Brown then filed a writ of certiorari seeking review of the fifth circuit's decision by the Louisiana Supreme Court. The supreme court recently denied the writ application. Chief Justice Johnson concurred in the denial, finding that the defendant was entitled to an appeal of his new sentence, but not the underlying conviction. State v. Brown , 20-00276 (La. 6/22/20), 297 So.3d 721, 721–22. In particular, Chief Justice Johnson concurred in the denial of the defendant's writ application despite his conviction by a non-unanimous jury verdict in this case, finding that after Brown was resentenced pursuant to Miller and Montgomery , "he was entitled to an appeal of his new sentence, not the underlying conviction." Id. (emphasis added). Chief Justice Johnson concluded that Brown's 1996 conviction was final long before the Ramos decision and wrote "separately to emphasize that this writ denial does not preclude Mr. Brown from making a collateral challenge to his conviction by non-unanimous jury verdict under LSA-C.Cr.P. art. 930.3(1) and 930.8A(2)." Id.

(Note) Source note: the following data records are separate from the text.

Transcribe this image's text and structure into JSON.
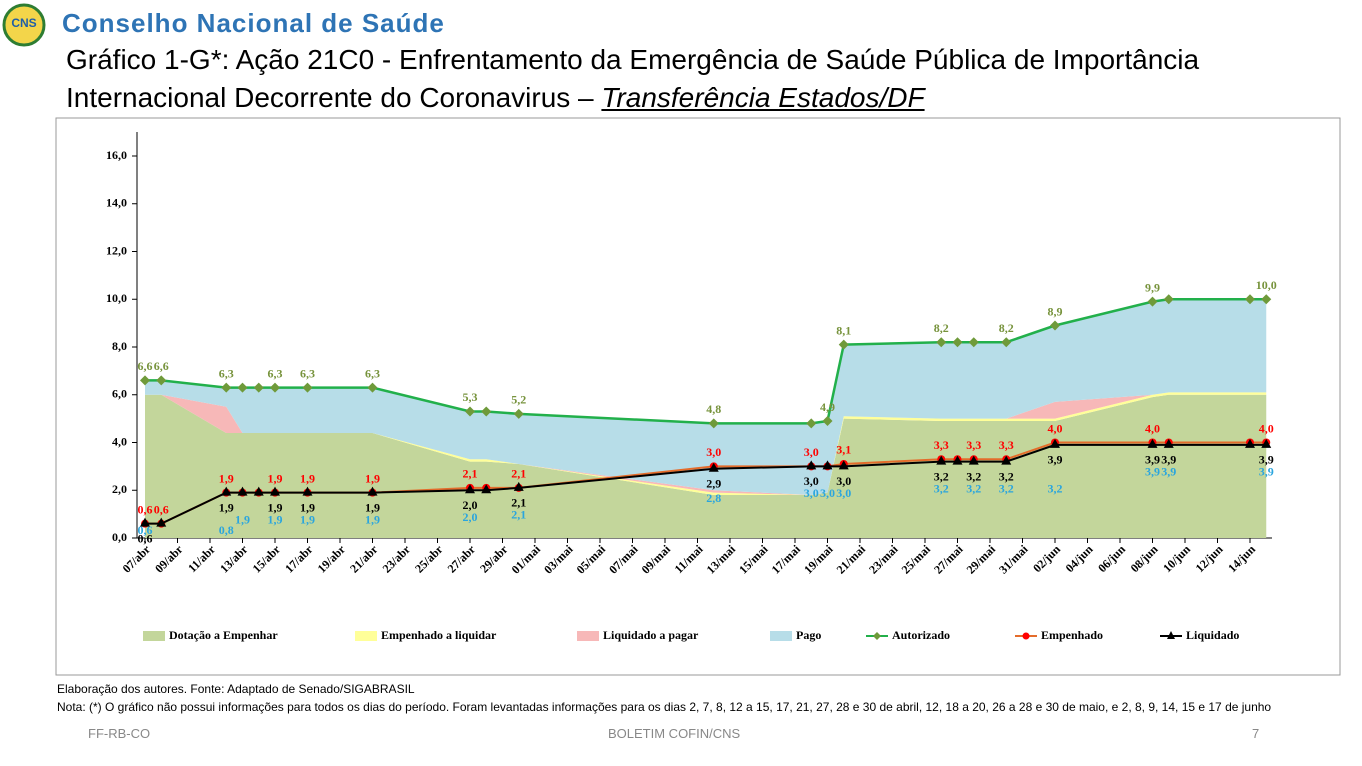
{
  "header": {
    "logo": "CNS",
    "org": "Conselho Nacional de Saúde",
    "title_lines": [
      "Gráfico 1-G*: Ação 21C0 - Enfrentamento da Emergência de Saúde Pública de Importância",
      "Internacional Decorrente do Coronavirus –"
    ],
    "subtitle": "Transferência Estados/DF"
  },
  "chart_data": {
    "type": "stacked_area_line",
    "x": [
      "07/abr",
      "08/abr",
      "12/abr",
      "13/abr",
      "14/abr",
      "15/abr",
      "17/abr",
      "21/abr",
      "27/abr",
      "28/abr",
      "30/abr",
      "12/mai",
      "18/mai",
      "19/mai",
      "20/mai",
      "26/mai",
      "27/mai",
      "28/mai",
      "30/mai",
      "02/jun",
      "08/jun",
      "09/jun",
      "14/jun",
      "15/jun"
    ],
    "xticks": [
      "07/abr",
      "09/abr",
      "11/abr",
      "13/abr",
      "15/abr",
      "17/abr",
      "19/abr",
      "21/abr",
      "23/abr",
      "25/abr",
      "27/abr",
      "29/abr",
      "01/mai",
      "03/mai",
      "05/mai",
      "07/mai",
      "09/mai",
      "11/mai",
      "13/mai",
      "15/mai",
      "17/mai",
      "19/mai",
      "21/mai",
      "23/mai",
      "25/mai",
      "27/mai",
      "29/mai",
      "31/mai",
      "02/jun",
      "04/jun",
      "06/jun",
      "08/jun",
      "10/jun",
      "12/jun",
      "14/jun"
    ],
    "ylim": [
      0,
      16
    ],
    "yticks": [
      {
        "value": 0,
        "label": "0,0"
      },
      {
        "value": 2,
        "label": "2,0"
      },
      {
        "value": 4,
        "label": "4,0"
      },
      {
        "value": 6,
        "label": "6,0"
      },
      {
        "value": 8,
        "label": "8,0"
      },
      {
        "value": 10,
        "label": "10,0"
      },
      {
        "value": 12,
        "label": "12,0"
      },
      {
        "value": 14,
        "label": "14,0"
      },
      {
        "value": 16,
        "label": "16,0"
      }
    ],
    "series": [
      {
        "name": "Dotação a Empenhar",
        "kind": "area",
        "color": "#c3d69b",
        "values": [
          6.0,
          6.0,
          4.4,
          4.4,
          4.4,
          4.4,
          4.4,
          4.4,
          3.2,
          3.2,
          3.1,
          1.8,
          1.8,
          1.9,
          5.0,
          4.9,
          4.9,
          4.9,
          4.9,
          4.9,
          5.9,
          6.0,
          6.0,
          6.0
        ]
      },
      {
        "name": "Empenhado a liquidar",
        "kind": "area",
        "color": "#ffff99",
        "values": [
          0,
          0,
          0,
          0,
          0,
          0,
          0,
          0,
          0.1,
          0.1,
          0,
          0.1,
          0,
          0,
          0.1,
          0.1,
          0.1,
          0.1,
          0.1,
          0.1,
          0.1,
          0.1,
          0.1,
          0.1
        ]
      },
      {
        "name": "Liquidado a pagar",
        "kind": "area",
        "color": "#f7b8b8",
        "values": [
          0,
          0,
          1.1,
          0,
          0,
          0,
          0,
          0,
          0,
          0,
          0,
          0.1,
          0,
          0,
          0,
          0,
          0,
          0,
          0,
          0.7,
          0,
          0,
          0,
          0
        ]
      },
      {
        "name": "Pago",
        "kind": "area",
        "color": "#b7dde8",
        "label_color": "#2aa5de",
        "values": [
          0.6,
          0.6,
          0.8,
          1.9,
          1.9,
          1.9,
          1.9,
          1.9,
          2.0,
          2.0,
          2.1,
          2.8,
          3.0,
          3.0,
          3.0,
          3.2,
          3.2,
          3.2,
          3.2,
          3.2,
          3.9,
          3.9,
          3.9,
          3.9
        ],
        "value_labels": [
          "0,6",
          null,
          "0,8",
          "1,9",
          null,
          "1,9",
          "1,9",
          "1,9",
          "2,0",
          null,
          "2,1",
          "2,8",
          "3,0",
          "3,0",
          "3,0",
          "3,2",
          null,
          "3,2",
          "3,2",
          "3,2",
          "3,9",
          "3,9",
          null,
          "3,9"
        ]
      },
      {
        "name": "Autorizado",
        "kind": "line",
        "color": "#22b04b",
        "marker": "diamond",
        "marker_color": "#6f9a3a",
        "label_color": "#77933c",
        "values": [
          6.6,
          6.6,
          6.3,
          6.3,
          6.3,
          6.3,
          6.3,
          6.3,
          5.3,
          5.3,
          5.2,
          4.8,
          4.8,
          4.9,
          8.1,
          8.2,
          8.2,
          8.2,
          8.2,
          8.9,
          9.9,
          10.0,
          10.0,
          10.0
        ],
        "value_labels": [
          "6,6",
          "6,6",
          "6,3",
          null,
          null,
          "6,3",
          "6,3",
          "6,3",
          "5,3",
          null,
          "5,2",
          "4,8",
          null,
          "4,9",
          "8,1",
          "8,2",
          null,
          null,
          "8,2",
          "8,9",
          "9,9",
          null,
          null,
          "10,0"
        ]
      },
      {
        "name": "Empenhado",
        "kind": "line",
        "color": "#e46c2b",
        "marker": "circle",
        "marker_color": "#ff0000",
        "label_color": "#ff0000",
        "values": [
          0.6,
          0.6,
          1.9,
          1.9,
          1.9,
          1.9,
          1.9,
          1.9,
          2.1,
          2.1,
          2.1,
          3.0,
          3.0,
          3.0,
          3.1,
          3.3,
          3.3,
          3.3,
          3.3,
          4.0,
          4.0,
          4.0,
          4.0,
          4.0
        ],
        "value_labels": [
          "0,6",
          "0,6",
          "1,9",
          null,
          null,
          "1,9",
          "1,9",
          "1,9",
          "2,1",
          null,
          "2,1",
          "3,0",
          "3,0",
          null,
          "3,1",
          "3,3",
          null,
          "3,3",
          "3,3",
          "4,0",
          "4,0",
          null,
          null,
          "4,0"
        ]
      },
      {
        "name": "Liquidado",
        "kind": "line",
        "color": "#000000",
        "marker": "triangle",
        "marker_color": "#000000",
        "label_color": "#000000",
        "values": [
          0.6,
          0.6,
          1.9,
          1.9,
          1.9,
          1.9,
          1.9,
          1.9,
          2.0,
          2.0,
          2.1,
          2.9,
          3.0,
          3.0,
          3.0,
          3.2,
          3.2,
          3.2,
          3.2,
          3.9,
          3.9,
          3.9,
          3.9,
          3.9
        ],
        "value_labels": [
          "0,6",
          null,
          "1,9",
          null,
          null,
          "1,9",
          "1,9",
          "1,9",
          "2,0",
          null,
          "2,1",
          "2,9",
          "3,0",
          null,
          "3,0",
          "3,2",
          null,
          "3,2",
          "3,2",
          "3,9",
          "3,9",
          "3,9",
          null,
          "3,9"
        ]
      }
    ]
  },
  "source": "Elaboração dos autores. Fonte: Adaptado de Senado/SIGABRASIL",
  "note": "Nota: (*) O gráfico não possui informações para todos os dias do período. Foram levantadas informações para os dias 2, 7, 8, 12 a 15, 17, 21, 27, 28 e 30 de abril, 12, 18 a 20, 26 a 28 e 30 de maio, e 2, 8, 9, 14, 15 e 17 de junho",
  "footer": {
    "left": "FF-RB-CO",
    "center": "BOLETIM COFIN/CNS",
    "page": 7
  }
}
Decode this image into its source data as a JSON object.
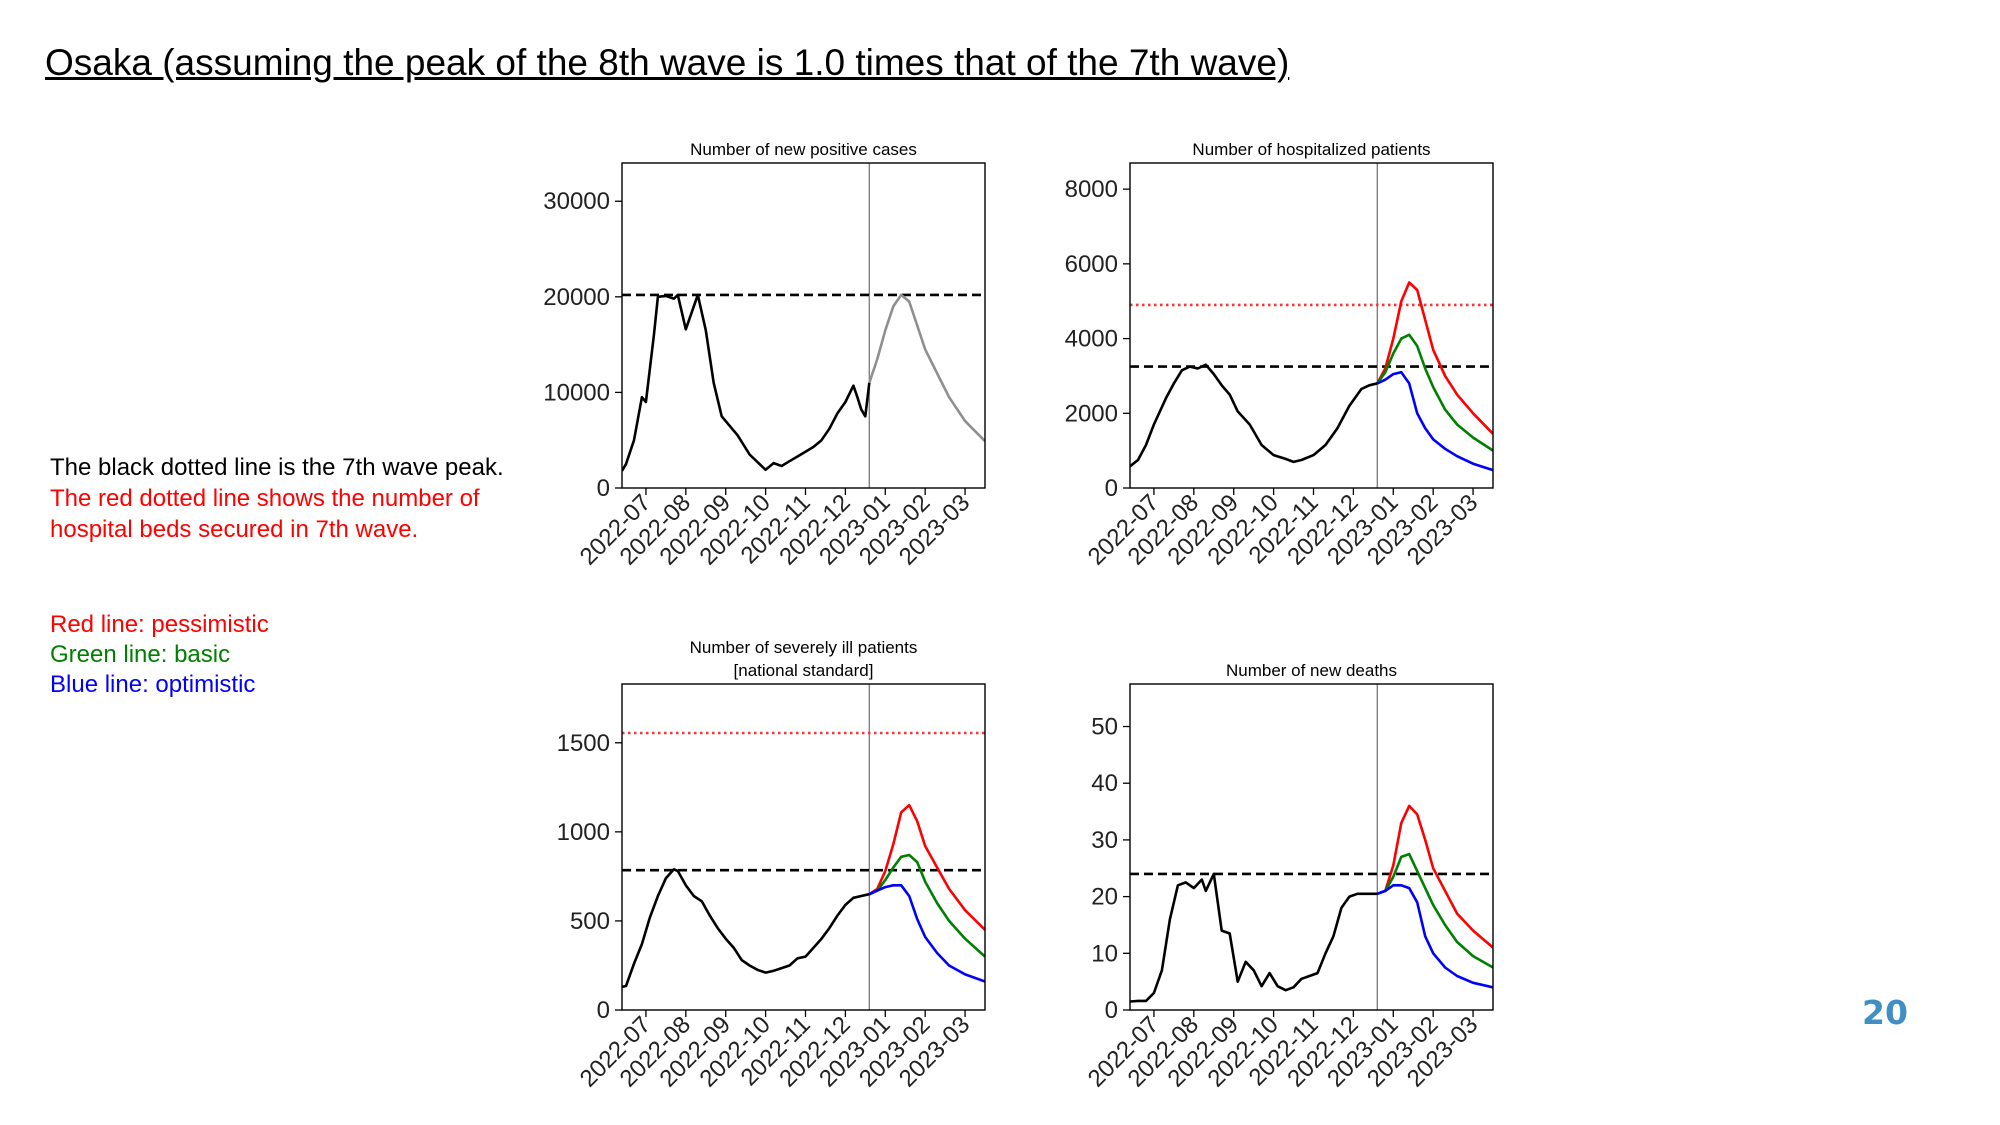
{
  "slide": {
    "title": "Osaka (assuming the peak of the 8th wave is 1.0 times that of the 7th wave)",
    "notes": {
      "black_line": "The black dotted line is the 7th wave peak.",
      "red_line_1": "The red dotted line shows the number of",
      "red_line_2": "hospital beds secured in 7th wave."
    },
    "legend": {
      "pessimistic": "Red line: pessimistic",
      "basic": "Green line: basic",
      "optimistic": "Blue line: optimistic"
    },
    "page_number": "20"
  },
  "colors": {
    "actual": "#000000",
    "projection_single": "#8f8f8f",
    "pessimistic": "#ff0000",
    "basic": "#008000",
    "optimistic": "#0000ff",
    "peak_line": "#000000",
    "beds_line": "#ff3333",
    "present_line": "#808080"
  },
  "chart_data": [
    {
      "type": "line",
      "title": [
        "Number of new positive cases"
      ],
      "x_tick_labels": [
        "2022-07",
        "2022-08",
        "2022-09",
        "2022-10",
        "2022-11",
        "2022-12",
        "2023-01",
        "2023-02",
        "2023-03"
      ],
      "x_range": [
        -0.6,
        8.5
      ],
      "ylim": [
        0,
        34000
      ],
      "yticks": [
        "0",
        "10000",
        "20000",
        "30000"
      ],
      "present_x": 5.6,
      "seventh_wave_peak": 20200,
      "actual": {
        "x": [
          -0.6,
          -0.5,
          -0.3,
          -0.1,
          0.0,
          0.2,
          0.3,
          0.5,
          0.7,
          0.8,
          1.0,
          1.3,
          1.5,
          1.7,
          1.9,
          2.3,
          2.6,
          2.8,
          3.0,
          3.2,
          3.4,
          3.6,
          3.8,
          4.0,
          4.2,
          4.4,
          4.6,
          4.8,
          5.0,
          5.2,
          5.3,
          5.4,
          5.5,
          5.6
        ],
        "y": [
          1800,
          2500,
          5000,
          9500,
          9000,
          16000,
          20000,
          20100,
          19800,
          20200,
          16600,
          20200,
          16500,
          11000,
          7500,
          5500,
          3500,
          2700,
          1900,
          2600,
          2300,
          2800,
          3300,
          3800,
          4300,
          5000,
          6200,
          7800,
          9000,
          10700,
          9500,
          8200,
          7500,
          11000
        ]
      },
      "projection": {
        "x": [
          5.6,
          5.8,
          6.0,
          6.2,
          6.4,
          6.6,
          6.8,
          7.0,
          7.3,
          7.6,
          8.0,
          8.5
        ],
        "y": [
          11000,
          13500,
          16500,
          19000,
          20200,
          19500,
          17000,
          14500,
          12000,
          9500,
          7000,
          4900
        ]
      }
    },
    {
      "type": "line",
      "title": [
        "Number of hospitalized patients"
      ],
      "x_tick_labels": [
        "2022-07",
        "2022-08",
        "2022-09",
        "2022-10",
        "2022-11",
        "2022-12",
        "2023-01",
        "2023-02",
        "2023-03"
      ],
      "x_range": [
        -0.6,
        8.5
      ],
      "ylim": [
        0,
        8700
      ],
      "yticks": [
        "0",
        "2000",
        "4000",
        "6000",
        "8000"
      ],
      "present_x": 5.6,
      "seventh_wave_peak": 3250,
      "hospital_beds_secured": 4900,
      "actual": {
        "x": [
          -0.6,
          -0.4,
          -0.2,
          0.0,
          0.3,
          0.5,
          0.7,
          0.9,
          1.1,
          1.3,
          1.5,
          1.7,
          1.9,
          2.1,
          2.4,
          2.7,
          3.0,
          3.3,
          3.5,
          3.7,
          4.0,
          4.3,
          4.6,
          4.9,
          5.2,
          5.4,
          5.6
        ],
        "y": [
          580,
          750,
          1150,
          1700,
          2400,
          2800,
          3150,
          3250,
          3200,
          3300,
          3050,
          2750,
          2500,
          2050,
          1700,
          1150,
          880,
          780,
          700,
          750,
          880,
          1150,
          1600,
          2200,
          2650,
          2750,
          2800
        ]
      },
      "series": [
        {
          "name": "pessimistic",
          "x": [
            5.6,
            5.8,
            6.0,
            6.2,
            6.4,
            6.6,
            6.8,
            7.0,
            7.3,
            7.6,
            8.0,
            8.5
          ],
          "y": [
            2800,
            3200,
            4000,
            5000,
            5500,
            5300,
            4500,
            3700,
            3000,
            2500,
            2000,
            1450
          ]
        },
        {
          "name": "basic",
          "x": [
            5.6,
            5.8,
            6.0,
            6.2,
            6.4,
            6.6,
            6.8,
            7.0,
            7.3,
            7.6,
            8.0,
            8.5
          ],
          "y": [
            2800,
            3100,
            3600,
            4000,
            4100,
            3800,
            3200,
            2700,
            2100,
            1700,
            1350,
            1000
          ]
        },
        {
          "name": "optimistic",
          "x": [
            5.6,
            5.8,
            6.0,
            6.2,
            6.4,
            6.6,
            6.8,
            7.0,
            7.3,
            7.6,
            8.0,
            8.5
          ],
          "y": [
            2800,
            2900,
            3050,
            3100,
            2800,
            2000,
            1600,
            1300,
            1050,
            850,
            650,
            480
          ]
        }
      ]
    },
    {
      "type": "line",
      "title": [
        "Number of severely ill patients",
        "[national standard]"
      ],
      "x_tick_labels": [
        "2022-07",
        "2022-08",
        "2022-09",
        "2022-10",
        "2022-11",
        "2022-12",
        "2023-01",
        "2023-02",
        "2023-03"
      ],
      "x_range": [
        -0.6,
        8.5
      ],
      "ylim": [
        0,
        1830
      ],
      "yticks": [
        "0",
        "500",
        "1000",
        "1500"
      ],
      "present_x": 5.6,
      "seventh_wave_peak": 785,
      "hospital_beds_secured": 1555,
      "actual": {
        "x": [
          -0.6,
          -0.5,
          -0.3,
          -0.1,
          0.1,
          0.3,
          0.5,
          0.7,
          0.8,
          1.0,
          1.2,
          1.4,
          1.6,
          1.8,
          2.0,
          2.2,
          2.4,
          2.6,
          2.8,
          3.0,
          3.2,
          3.4,
          3.6,
          3.8,
          4.0,
          4.2,
          4.4,
          4.6,
          4.8,
          5.0,
          5.2,
          5.4,
          5.6
        ],
        "y": [
          130,
          135,
          260,
          370,
          520,
          640,
          740,
          790,
          780,
          700,
          640,
          610,
          530,
          460,
          400,
          350,
          280,
          250,
          225,
          210,
          220,
          235,
          250,
          290,
          300,
          350,
          400,
          460,
          530,
          590,
          630,
          640,
          650
        ]
      },
      "series": [
        {
          "name": "pessimistic",
          "x": [
            5.6,
            5.8,
            6.0,
            6.2,
            6.4,
            6.6,
            6.8,
            7.0,
            7.3,
            7.6,
            8.0,
            8.5
          ],
          "y": [
            650,
            680,
            780,
            930,
            1110,
            1150,
            1060,
            920,
            800,
            680,
            560,
            450
          ]
        },
        {
          "name": "basic",
          "x": [
            5.6,
            5.8,
            6.0,
            6.2,
            6.4,
            6.6,
            6.8,
            7.0,
            7.3,
            7.6,
            8.0,
            8.5
          ],
          "y": [
            650,
            670,
            730,
            800,
            860,
            870,
            830,
            720,
            600,
            500,
            400,
            300
          ]
        },
        {
          "name": "optimistic",
          "x": [
            5.6,
            5.8,
            6.0,
            6.2,
            6.4,
            6.6,
            6.8,
            7.0,
            7.3,
            7.6,
            8.0,
            8.5
          ],
          "y": [
            650,
            670,
            690,
            700,
            700,
            640,
            510,
            410,
            320,
            250,
            200,
            160
          ]
        }
      ]
    },
    {
      "type": "line",
      "title": [
        "Number of new deaths"
      ],
      "x_tick_labels": [
        "2022-07",
        "2022-08",
        "2022-09",
        "2022-10",
        "2022-11",
        "2022-12",
        "2023-01",
        "2023-02",
        "2023-03"
      ],
      "x_range": [
        -0.6,
        8.5
      ],
      "ylim": [
        0,
        57.5
      ],
      "yticks": [
        "0",
        "10",
        "20",
        "30",
        "40",
        "50"
      ],
      "present_x": 5.6,
      "seventh_wave_peak": 24,
      "actual": {
        "x": [
          -0.6,
          -0.4,
          -0.2,
          0.0,
          0.2,
          0.4,
          0.6,
          0.8,
          1.0,
          1.2,
          1.3,
          1.5,
          1.7,
          1.9,
          2.1,
          2.3,
          2.5,
          2.7,
          2.9,
          3.1,
          3.3,
          3.5,
          3.7,
          3.9,
          4.1,
          4.3,
          4.5,
          4.7,
          4.9,
          5.1,
          5.3,
          5.5,
          5.6
        ],
        "y": [
          1.5,
          1.6,
          1.6,
          3,
          7,
          16,
          22,
          22.5,
          21.5,
          23,
          21,
          24,
          14,
          13.5,
          5,
          8.5,
          7,
          4.2,
          6.5,
          4.2,
          3.5,
          4,
          5.5,
          6,
          6.5,
          10,
          13,
          18,
          20,
          20.5,
          20.5,
          20.5,
          20.5
        ]
      },
      "series": [
        {
          "name": "pessimistic",
          "x": [
            5.6,
            5.8,
            6.0,
            6.2,
            6.4,
            6.6,
            6.8,
            7.0,
            7.3,
            7.6,
            8.0,
            8.5
          ],
          "y": [
            20.5,
            21,
            25.5,
            33,
            36,
            34.5,
            30,
            25,
            21,
            17,
            14,
            11
          ]
        },
        {
          "name": "basic",
          "x": [
            5.6,
            5.8,
            6.0,
            6.2,
            6.4,
            6.6,
            6.8,
            7.0,
            7.3,
            7.6,
            8.0,
            8.5
          ],
          "y": [
            20.5,
            21,
            23.5,
            27,
            27.5,
            24.5,
            21.5,
            18.5,
            15,
            12,
            9.5,
            7.5
          ]
        },
        {
          "name": "optimistic",
          "x": [
            5.6,
            5.8,
            6.0,
            6.2,
            6.4,
            6.6,
            6.8,
            7.0,
            7.3,
            7.6,
            8.0,
            8.5
          ],
          "y": [
            20.5,
            21,
            22,
            22,
            21.5,
            19,
            13,
            10,
            7.5,
            6,
            4.8,
            4
          ]
        }
      ]
    }
  ]
}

Similarly, in the instant matter, defendant's conviction, affirmed in 2008, became final long before the Ramos decision. Accordingly, we find that while defendant was entitled to appeal his new sentence under Miller , he is not entitled to appeal his conviction pursuant to Ramos , wherein the Ramos Court specifically found that its ruling applied to those defendants convicted of felonies by non-unanimous verdicts whose cases are still pending on direct appeal.
This assignment of error is without merit.
CONCLUSION
For the foregoing reasons, we affirm defendant's sentence.
SENTENCE AFFIRMED.
Holdridge J. concurs w/ brief reasons
HOLDRIDGE, J., concurring in the result.
I respectfully concur in the result. However, as stated by Chief Justice Johnson in her concurrence in State v. Brown , 2020-00276 (La. 6/22/20), 297 So.3d 721, 721–22, this opinion does not preclude Mr. Johnson from making a collateral challenge to his conviction by a non-unanimous jury verdict under La. C. Cr. P. arts. 930.3(1) and 930.8A(2).